Detroit’s future should include women of color
Detroit is full of what the late, legendary Detroit civil rights activist, Grace Lee Boggs, called solutionaries — women who have a revolutionary fervor for solving the city’s deep-rooted, chronic problems that threaten true, long-lasting revival of the city. The Washington, D.C.-based Institute for Policy Studies spent a year surveying 500 women of color solutionairies through focus groups and a citywide survey in response to their near absence from the story about Detroit’s comeback. What we found is relayed in our new report, “I Dream Detroit: The Voice and Vision of Women of Color on Detroit’s Future.”
Solutionary women of color across the city work tirelessly to address problems like the fact that 33 percent of African-American and Latino boys do not graduate from high school. They support families caught in the crisis caused by the water department shutting off 30,000 delinquent residential accounts in 2016. And they help Detroiters who want to work, but are challenged by the fact that only 16 percent of the region’s jobs are within city limits and regional transportation is limited.
Detroit’s solutionaries are anchors within their communities; architects who build badly needed infrastructure that meet basic human needs; entrepreneurs who create jobs for people that the labor market overlooks; and advocates who represent the interests of those at the margins, as elected officials and leaders of community-based organizations. Most of the realities they confront are inextricably linked to poverty, a condition plaguing 40 percent of Detroiters, including a whopping 57 percent of the city’s children.
While big business developers have focused its investments downtown, “I Dream Detroit’s” solutionaries have invested their talents and personal finances in Detroit’s neighborhoods overlooked by the city’s renaissance.

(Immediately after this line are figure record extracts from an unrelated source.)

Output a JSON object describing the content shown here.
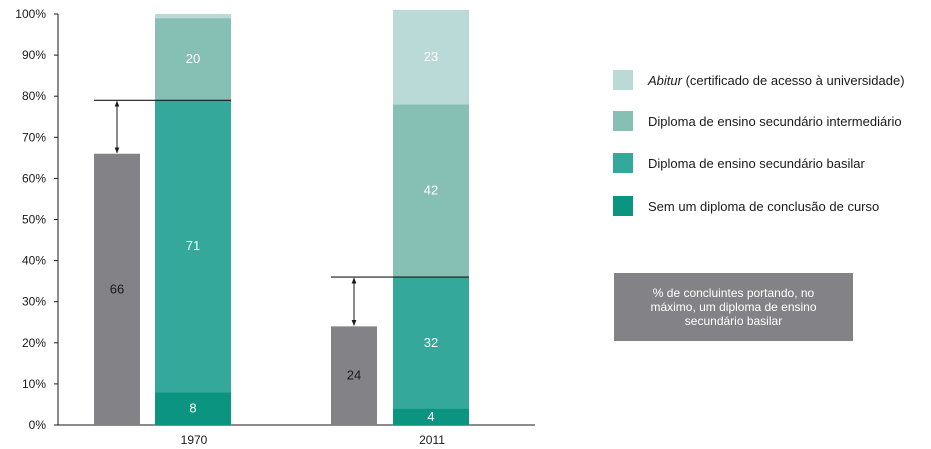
{
  "chart_data": {
    "type": "bar",
    "categories": [
      "1970",
      "2011"
    ],
    "ylim": [
      0,
      100
    ],
    "yticks": [
      "0%",
      "10%",
      "20%",
      "30%",
      "40%",
      "50%",
      "60%",
      "70%",
      "80%",
      "90%",
      "100%"
    ],
    "grid": false,
    "reference_series": {
      "values": [
        66,
        24
      ],
      "color": "#838287"
    },
    "stacked_series": [
      {
        "name": "Sem um diploma de conclusão de curso",
        "values": [
          8,
          4
        ],
        "color": "#0b9580"
      },
      {
        "name": "Diploma de ensino secundário basilar",
        "values": [
          71,
          32
        ],
        "color": "#34a89b"
      },
      {
        "name": "Diploma de ensino secundário intermediário",
        "values": [
          20,
          42
        ],
        "color": "#86bfb4"
      },
      {
        "name": "Abitur (certificado de acesso à universidade)",
        "values": [
          1,
          23
        ],
        "color": "#b9dad6"
      }
    ],
    "data_labels": [
      [
        "8",
        "71",
        "20",
        ""
      ],
      [
        "4",
        "32",
        "42",
        "23"
      ]
    ],
    "gap_markers": [
      {
        "from": 66,
        "to": 79
      },
      {
        "from": 24,
        "to": 36
      }
    ],
    "legend_position": "right",
    "legend": [
      {
        "italic": "Abitur",
        "rest": " (certificado de acesso à universidade)",
        "color": "#b9dad6"
      },
      {
        "italic": "",
        "rest": "Diploma de ensino secundário intermediário",
        "color": "#86bfb4"
      },
      {
        "italic": "",
        "rest": "Diploma de ensino secundário basilar",
        "color": "#34a89b"
      },
      {
        "italic": "",
        "rest": "Sem um diploma de conclusão de curso",
        "color": "#0b9580"
      }
    ],
    "note": "% de concluintes portando, no máximo, um diploma de ensino secundário basilar"
  }
}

We spoke to millwright Ingrid Young, who turned her life around with the help of Goodwill Industries Flip the Script program after spending time in prison. Ingrid now buys and rehabs homes in her spare time to provide stable housing for women in need.
We spoke with Kiki Louya, co-owner of Corktown’s corner market and café, The Farmer’s Hand. She dreams of opening more locations to bring quality, fresh food to her fellow Detroiters without them having to cross 8 Mile to get it. Featuring fresh produce and other products from Michigan, she pays farmers and suppliers more than four times the national average so that they can earn a decent living.
For the 20 solutionaries profiled in “I Dream Detroit,” and the people in the communities they serve, the story of revival will be a mythical fable if it is not grounded in uplifting long-term Detroiters and their neighborhoods, in addition to the newcomers the city is attracting.
Women most affected by poverty and their counterparts who work make lasting change have so much to share and contribute to Detroit’s economic development decisions.
And yet, despite being a useful potential asset, 71 percent of respondents do not feel included in the city’s economic development plans. Imagine if these women were at elite tables where Detroit’s future was being decided.
“I Dream Detroit” is a clarion call for the voice and vision of women of color to be included in the decision-making that is shaping the city of the future. The dreams of women of color for Detroit range from prioritizing job creation, quality education and recreation opportunities for youth, to ensuring Detroit’s development includes affordable housing and helping socially-minded businesses launched by long-time Detroiters gain access to capital.
Engaging Detroit’s solutionary women of color is a vital step toward fulfilling Boggs’ dream to “create a new society in the places and spaces left vacant by the disintegration of the old.”
Kimberly Freeman Brown, author of I Dream Detroit: The Voice and Vision of Women of Color on Detroit’s Future, is an organizational development consultant who specializes in race and gender equity. Marc D. Bayard is director of the Black Worker Initiative at Institute for Policy Studies, a Washington, D.C.-based national think tank that released I Dream Detroit.